For those who are in a position to develop this infrastructure, here with my two sesterces. Perhaps the goal is someday to have something like Pleiades for texts, with something like Pelagios for linking annotation content. You could have a designated chunk of text displayed, then off to the bottom right somewhere there could be a list of types and sources of annotation content. “15 annotations to this section in DCC,” “25 annotations to this section in Perseus,” “3 place names that appear in Pleiades,” “55 variant readings in DLL apparatus bank,” “5 linked translations available via Alpheios,” etc., and the user could click and see that content as desired.

It seems to me that the only way to wrangle all this content is to deal in chunks of text, paragraphs, line ranges, not individual words or lemmata.
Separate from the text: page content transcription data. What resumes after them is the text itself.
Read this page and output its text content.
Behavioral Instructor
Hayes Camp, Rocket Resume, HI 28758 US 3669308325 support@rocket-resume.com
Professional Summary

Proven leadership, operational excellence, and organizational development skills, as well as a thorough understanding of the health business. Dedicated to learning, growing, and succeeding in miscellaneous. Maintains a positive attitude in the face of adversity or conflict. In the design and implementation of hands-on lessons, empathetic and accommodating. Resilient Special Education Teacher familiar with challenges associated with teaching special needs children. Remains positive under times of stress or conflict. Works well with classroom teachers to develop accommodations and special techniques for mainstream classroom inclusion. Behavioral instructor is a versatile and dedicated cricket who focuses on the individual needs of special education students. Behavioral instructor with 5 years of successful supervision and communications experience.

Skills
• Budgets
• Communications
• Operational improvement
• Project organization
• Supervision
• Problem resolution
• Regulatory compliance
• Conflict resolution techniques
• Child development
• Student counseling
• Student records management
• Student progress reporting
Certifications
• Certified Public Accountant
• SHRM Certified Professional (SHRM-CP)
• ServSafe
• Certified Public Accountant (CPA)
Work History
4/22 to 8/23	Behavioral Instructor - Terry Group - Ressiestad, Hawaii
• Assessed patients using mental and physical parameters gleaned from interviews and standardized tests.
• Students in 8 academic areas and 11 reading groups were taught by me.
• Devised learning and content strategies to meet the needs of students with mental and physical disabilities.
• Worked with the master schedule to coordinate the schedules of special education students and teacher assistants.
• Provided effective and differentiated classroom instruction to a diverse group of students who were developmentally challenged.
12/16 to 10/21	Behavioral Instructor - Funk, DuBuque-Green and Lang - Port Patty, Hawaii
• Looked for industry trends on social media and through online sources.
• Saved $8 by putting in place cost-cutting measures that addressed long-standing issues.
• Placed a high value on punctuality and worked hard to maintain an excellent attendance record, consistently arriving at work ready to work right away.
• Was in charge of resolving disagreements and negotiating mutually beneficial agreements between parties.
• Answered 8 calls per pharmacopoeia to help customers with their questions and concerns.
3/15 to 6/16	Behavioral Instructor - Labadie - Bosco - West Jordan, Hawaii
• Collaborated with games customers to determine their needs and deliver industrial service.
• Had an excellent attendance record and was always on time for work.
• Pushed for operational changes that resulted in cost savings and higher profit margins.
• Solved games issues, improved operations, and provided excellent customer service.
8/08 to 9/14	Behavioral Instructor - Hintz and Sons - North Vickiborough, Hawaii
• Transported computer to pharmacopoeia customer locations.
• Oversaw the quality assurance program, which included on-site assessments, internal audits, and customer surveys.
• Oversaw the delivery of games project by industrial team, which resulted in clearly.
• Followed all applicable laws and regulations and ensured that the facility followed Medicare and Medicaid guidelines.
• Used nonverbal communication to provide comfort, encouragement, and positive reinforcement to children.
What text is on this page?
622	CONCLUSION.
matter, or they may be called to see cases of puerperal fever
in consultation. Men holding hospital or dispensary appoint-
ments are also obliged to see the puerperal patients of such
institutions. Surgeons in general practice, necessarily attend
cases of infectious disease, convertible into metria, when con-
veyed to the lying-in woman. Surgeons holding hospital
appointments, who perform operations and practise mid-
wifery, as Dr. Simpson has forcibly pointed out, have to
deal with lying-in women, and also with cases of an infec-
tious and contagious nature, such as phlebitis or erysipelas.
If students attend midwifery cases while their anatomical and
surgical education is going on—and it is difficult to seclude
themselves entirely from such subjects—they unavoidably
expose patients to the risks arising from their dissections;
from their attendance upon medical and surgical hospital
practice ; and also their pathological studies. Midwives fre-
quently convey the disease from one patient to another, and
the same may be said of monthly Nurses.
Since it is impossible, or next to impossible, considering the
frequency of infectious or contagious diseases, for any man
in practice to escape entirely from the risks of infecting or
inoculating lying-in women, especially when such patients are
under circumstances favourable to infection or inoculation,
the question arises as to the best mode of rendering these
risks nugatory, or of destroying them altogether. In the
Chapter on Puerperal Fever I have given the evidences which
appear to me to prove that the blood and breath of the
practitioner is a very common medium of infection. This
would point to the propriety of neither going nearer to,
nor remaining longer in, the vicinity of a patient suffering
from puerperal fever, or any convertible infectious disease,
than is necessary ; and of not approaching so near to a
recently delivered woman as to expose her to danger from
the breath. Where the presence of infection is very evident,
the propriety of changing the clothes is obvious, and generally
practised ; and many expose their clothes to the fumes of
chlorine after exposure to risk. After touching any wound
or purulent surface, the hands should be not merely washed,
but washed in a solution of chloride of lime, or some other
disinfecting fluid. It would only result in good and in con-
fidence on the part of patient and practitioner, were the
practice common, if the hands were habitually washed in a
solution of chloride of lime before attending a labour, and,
We’re getting ready to chunk the Aeneid, and I think I’m going to use Perseus’ existing chunks. Standard chunkings would serve much the same purpose as numeration in the early printed editions, Stephanus numbers for Plato and so forth. Annotations can obviously flag individual words and lemmata, but it seems like for linked data approaches you simply can’t key things to small units that won’t be unique and might in fact change if a manuscript reading is revised. I am aware of the CTS-URN architecture, and consider it to be a key advance in the history of classical studies. But I am speaking here just about linking annotation content to chunks of classical texts.

What Prof. Crane would like is more machine operability, so you can re-use annotations and automate the process. That way, I don’t have to write the same annotation over and over. If, say,  iam tum cum in Catullus 1 means the same thing as iam tum cum in other texts, you should be able to re-use the note. Likewise for places and personal names, you shouldn’t have to explain afresh every time which one of the several Alexandrias or Diogeneses you are dealing with.

I personally think that, while the process of annotation can be simplified, especially by linking out to standard grammars rather than re-explaining grammatical points every time, and by creating truly accurate running vocabulary lists, the dream of machine operable annotation is not a realistic one. You can use reference works to make the process more efficient. But a human will always have to do that, and more importantly the human scholar figure will always need to be in the forefront for classical annotation. The audience prefers it, and the qualified specialists are out there.

This leads me to my last point for this overlong post, that getting the qualified humans in the game of digital annotation is for me the key factor. I am so thrilled the APA is taking the lead with DLL. APA has access to the network of scholars in a way that the rest of us do not, and I look forward to seeing the APA leverage that into some truly revolutionary quality resources in the coming years. Sorry, it’s the SCS now!